A completely-biased, totally-outrageous, completely-irrational and sometimes unbelievably-unhinged view of San Francisco Giants Baseball.

July 23, 2016

A win? Remind us again what a win is

A day short of two weeks ago, the Giants won a baseball game. We saw it, DVR’d it, and for the last few days we were wishing we’d saved the recording because it was starting to feel like the last victory we’d ever see.
This is what winning feels like!
It took seven games and a 12-inning botch-a-thon but our long national nightmare is over; San Francisco scraped out its first post-All-Star win with a 2-1, 12-inning win versus the Yankees in the Bronx. It wasn’t exactly a work of art, but a team riding a two-week skid certainly can’t be choosy.

Oh there were plenty of the issues that have plagued the Giants in recent days – some shaky bullpen work, poor situational hitting, defensive miscues and stunning mental lapses – but in the end the game was decided by a guy just trying to impress his folks.

Mac Williamson homered in the fifth inning and singled home the game-winner in the 12th. That and solid starting pitching, plus a heroic effort from (go on, say it…SAY IT!!) Santiago Casilla won the day.

Manager Bruce Bochy reluctantly split his numbers one and two starters after the All-Star Game and said afterward it was always his intent to recombine the pair. Of course he forgot to inform anyone else so it came as aa surprise when Johnny Cueto and not Jeff Samardzija took the hill.

Cueto hasn’t been himself lately, an illness and side injury curtailing his effectiveness as an All-Star starter and in last Sunday’s loss in San Diego. On Saturday, the Cueto that started the season 13-1 showed up. Despite being moved up a day, Cueto was still pitching on extra rest and he made it count; striking out nine in six innings and allowing just one unearned run.
Just making the folks proud. (AP Photo)
That run came courtesy the man who would also play hero. Williamson, getting a rare start against a right-hander, bobbled Mark Teixeira’s fourth-inning single and allowed Didi Gregorius to score.

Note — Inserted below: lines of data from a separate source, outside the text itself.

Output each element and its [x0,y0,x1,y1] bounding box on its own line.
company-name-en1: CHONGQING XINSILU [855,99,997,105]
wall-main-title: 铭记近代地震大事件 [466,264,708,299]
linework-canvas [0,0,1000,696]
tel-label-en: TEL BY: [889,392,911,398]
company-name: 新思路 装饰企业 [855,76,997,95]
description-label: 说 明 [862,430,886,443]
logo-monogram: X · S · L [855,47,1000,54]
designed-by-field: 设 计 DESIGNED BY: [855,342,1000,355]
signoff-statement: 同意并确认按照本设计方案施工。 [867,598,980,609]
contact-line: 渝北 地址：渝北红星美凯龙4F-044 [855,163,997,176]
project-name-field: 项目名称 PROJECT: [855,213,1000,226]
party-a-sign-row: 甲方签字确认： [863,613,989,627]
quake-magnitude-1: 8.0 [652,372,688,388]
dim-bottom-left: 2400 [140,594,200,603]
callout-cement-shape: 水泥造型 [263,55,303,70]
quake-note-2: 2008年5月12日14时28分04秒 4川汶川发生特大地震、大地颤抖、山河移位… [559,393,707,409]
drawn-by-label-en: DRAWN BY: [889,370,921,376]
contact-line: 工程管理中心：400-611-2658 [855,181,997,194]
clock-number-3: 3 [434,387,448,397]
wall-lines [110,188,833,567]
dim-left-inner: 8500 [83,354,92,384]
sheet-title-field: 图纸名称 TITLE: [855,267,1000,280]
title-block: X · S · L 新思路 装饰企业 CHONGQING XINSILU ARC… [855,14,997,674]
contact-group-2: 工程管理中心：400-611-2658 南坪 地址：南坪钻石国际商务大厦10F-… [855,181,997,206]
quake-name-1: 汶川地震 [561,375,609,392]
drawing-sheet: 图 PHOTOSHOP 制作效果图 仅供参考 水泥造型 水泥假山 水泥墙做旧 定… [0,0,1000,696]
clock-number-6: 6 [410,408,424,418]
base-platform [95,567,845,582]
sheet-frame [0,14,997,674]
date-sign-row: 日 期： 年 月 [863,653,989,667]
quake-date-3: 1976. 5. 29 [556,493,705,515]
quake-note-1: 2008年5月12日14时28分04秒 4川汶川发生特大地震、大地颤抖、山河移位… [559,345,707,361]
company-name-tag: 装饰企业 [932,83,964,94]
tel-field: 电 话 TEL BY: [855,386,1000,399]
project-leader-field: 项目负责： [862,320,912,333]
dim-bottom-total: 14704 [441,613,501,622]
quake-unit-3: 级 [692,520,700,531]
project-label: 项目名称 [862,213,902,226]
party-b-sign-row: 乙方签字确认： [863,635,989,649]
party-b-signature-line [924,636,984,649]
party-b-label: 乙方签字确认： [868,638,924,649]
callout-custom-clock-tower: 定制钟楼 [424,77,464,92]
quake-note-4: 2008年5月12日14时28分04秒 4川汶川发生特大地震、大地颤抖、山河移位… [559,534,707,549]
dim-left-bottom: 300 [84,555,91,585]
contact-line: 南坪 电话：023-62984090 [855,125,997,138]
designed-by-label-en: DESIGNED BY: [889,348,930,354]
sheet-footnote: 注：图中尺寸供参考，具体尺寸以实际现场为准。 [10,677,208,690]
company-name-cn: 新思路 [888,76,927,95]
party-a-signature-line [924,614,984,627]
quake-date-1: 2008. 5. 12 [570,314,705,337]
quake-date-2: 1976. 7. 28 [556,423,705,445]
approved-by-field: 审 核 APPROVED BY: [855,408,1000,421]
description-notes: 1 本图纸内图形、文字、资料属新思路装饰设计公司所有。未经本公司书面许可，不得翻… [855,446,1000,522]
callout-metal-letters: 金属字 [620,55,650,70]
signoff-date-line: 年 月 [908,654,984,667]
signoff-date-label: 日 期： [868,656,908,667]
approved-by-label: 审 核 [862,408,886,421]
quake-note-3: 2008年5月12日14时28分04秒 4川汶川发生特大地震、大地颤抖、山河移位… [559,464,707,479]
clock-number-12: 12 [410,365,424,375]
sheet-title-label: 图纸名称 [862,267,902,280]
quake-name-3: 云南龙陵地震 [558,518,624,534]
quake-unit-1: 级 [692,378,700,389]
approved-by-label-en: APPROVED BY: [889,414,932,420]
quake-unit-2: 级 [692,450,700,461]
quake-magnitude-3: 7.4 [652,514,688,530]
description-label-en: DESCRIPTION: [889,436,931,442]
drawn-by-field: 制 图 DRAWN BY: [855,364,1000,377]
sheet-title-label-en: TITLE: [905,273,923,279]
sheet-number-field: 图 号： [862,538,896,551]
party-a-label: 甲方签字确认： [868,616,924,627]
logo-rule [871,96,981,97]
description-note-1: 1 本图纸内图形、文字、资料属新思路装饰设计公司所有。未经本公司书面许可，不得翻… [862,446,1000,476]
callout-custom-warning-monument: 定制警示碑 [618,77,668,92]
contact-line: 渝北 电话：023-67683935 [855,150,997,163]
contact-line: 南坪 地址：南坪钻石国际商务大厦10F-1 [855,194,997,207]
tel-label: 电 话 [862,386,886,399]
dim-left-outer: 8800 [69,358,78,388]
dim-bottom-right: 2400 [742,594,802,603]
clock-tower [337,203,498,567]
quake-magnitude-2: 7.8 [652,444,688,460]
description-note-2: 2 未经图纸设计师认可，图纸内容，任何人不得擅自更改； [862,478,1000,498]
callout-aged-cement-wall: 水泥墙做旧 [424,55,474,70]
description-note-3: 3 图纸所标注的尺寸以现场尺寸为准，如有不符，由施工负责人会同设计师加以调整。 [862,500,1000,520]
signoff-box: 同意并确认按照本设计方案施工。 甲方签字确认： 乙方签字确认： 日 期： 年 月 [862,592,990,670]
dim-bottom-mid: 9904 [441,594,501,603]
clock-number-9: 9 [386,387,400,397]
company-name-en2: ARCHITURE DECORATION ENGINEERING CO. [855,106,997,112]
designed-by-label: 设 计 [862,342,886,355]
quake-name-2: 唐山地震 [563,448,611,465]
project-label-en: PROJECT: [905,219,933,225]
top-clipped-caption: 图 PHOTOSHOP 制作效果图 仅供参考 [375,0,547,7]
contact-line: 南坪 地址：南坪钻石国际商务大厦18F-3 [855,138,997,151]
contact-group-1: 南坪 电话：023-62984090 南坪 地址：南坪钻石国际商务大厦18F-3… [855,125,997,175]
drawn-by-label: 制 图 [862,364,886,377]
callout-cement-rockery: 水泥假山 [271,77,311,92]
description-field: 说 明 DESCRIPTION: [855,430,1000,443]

It was a frustrating mistake for the Giants, who wasted four singles, a double and a walk over the first three innings, failing to dent Yankees starter Ivan Nova.

They couldn’t get hit with two on and one out in the first, Williamson was thrown out trying to score from first base on Ramiro Peña’s two-out double in the second, and they couldn’t score with no outs and runners at the corners in the third thanks to a strikeout and double play.

Williamson atoned for his sin in the fifth as his family, making the trip from North Carolina, watched him play a Major League game for the first time. He took Nova high and deep to left center to open the Giants fifth, tying the game at 1-1. Williamson was the only player to record more than one of San Francisco’s nine hits.Mom and Dad must have been proud.

It would become a bullpen game and the Giants had to stumble through. Derek Law (1/3 of an inning) and Javy Lopez (one full) each gave up a hit but combined with Sergio Romo and Josh Osich to get the game to extras. But Osich overstayed his welcome, walking the first two hitters in the 10th to set up the unlikeliest of heroes. There, we said it.

Mac Williamson: souvenir thief. (AP Photo)
Casilla came on as Jacoby Ellsbury sacrificed the runners up. Carlos Beltran got the free pass to set up the double play that never came but wasn’t needed. Brian McCann’s fly to left wasn’t deep enough to advance the runner, and Starlin Castro fouled out with Williamson successfully battling a fan for the ball.

The Giants might have taken a lead in the 11th. Angel Pagan drew a lead-off walk from Dellin Betances and advanced to third on a steal and ground out. with two out. Betances, looking to walk Brandon Crawford, airmailed his toss to the backstop but Angel Pagan was on a mental trip to the Bahamas and failed to score. Thus inspired, Betances got Crawford to ground out. Threat over. Bochy had the stank eye going, too.

Casilla pitched a quiet 11th and the kids went to work. Trevor Brown doubled off Anthony Swarzak to start the frame and Williamson came through with the Giants’ only hit in 11 at-bats with RISP. Hunter Strickland locked down the final three outs for his second save.

The win couldn’t have come at a better time (like there’s a bad time to win) as Los Angeles kept pace with a 7-2 drubbing of St. Louis. Despite the free fall, the Giants (58-39) have surrendered just 2 ½ games of their lead and hold a four-game lead in the NL West.

Samardzija (9-5, 4.05 EA) will actually throw on Sunday unless the front office suddenly produces a mystery arm; and we hear Rick Reuschel is available. Nathan Eovaldi (8-6, 4.93 ERA) stands between the G-Men and there first series win since July 10.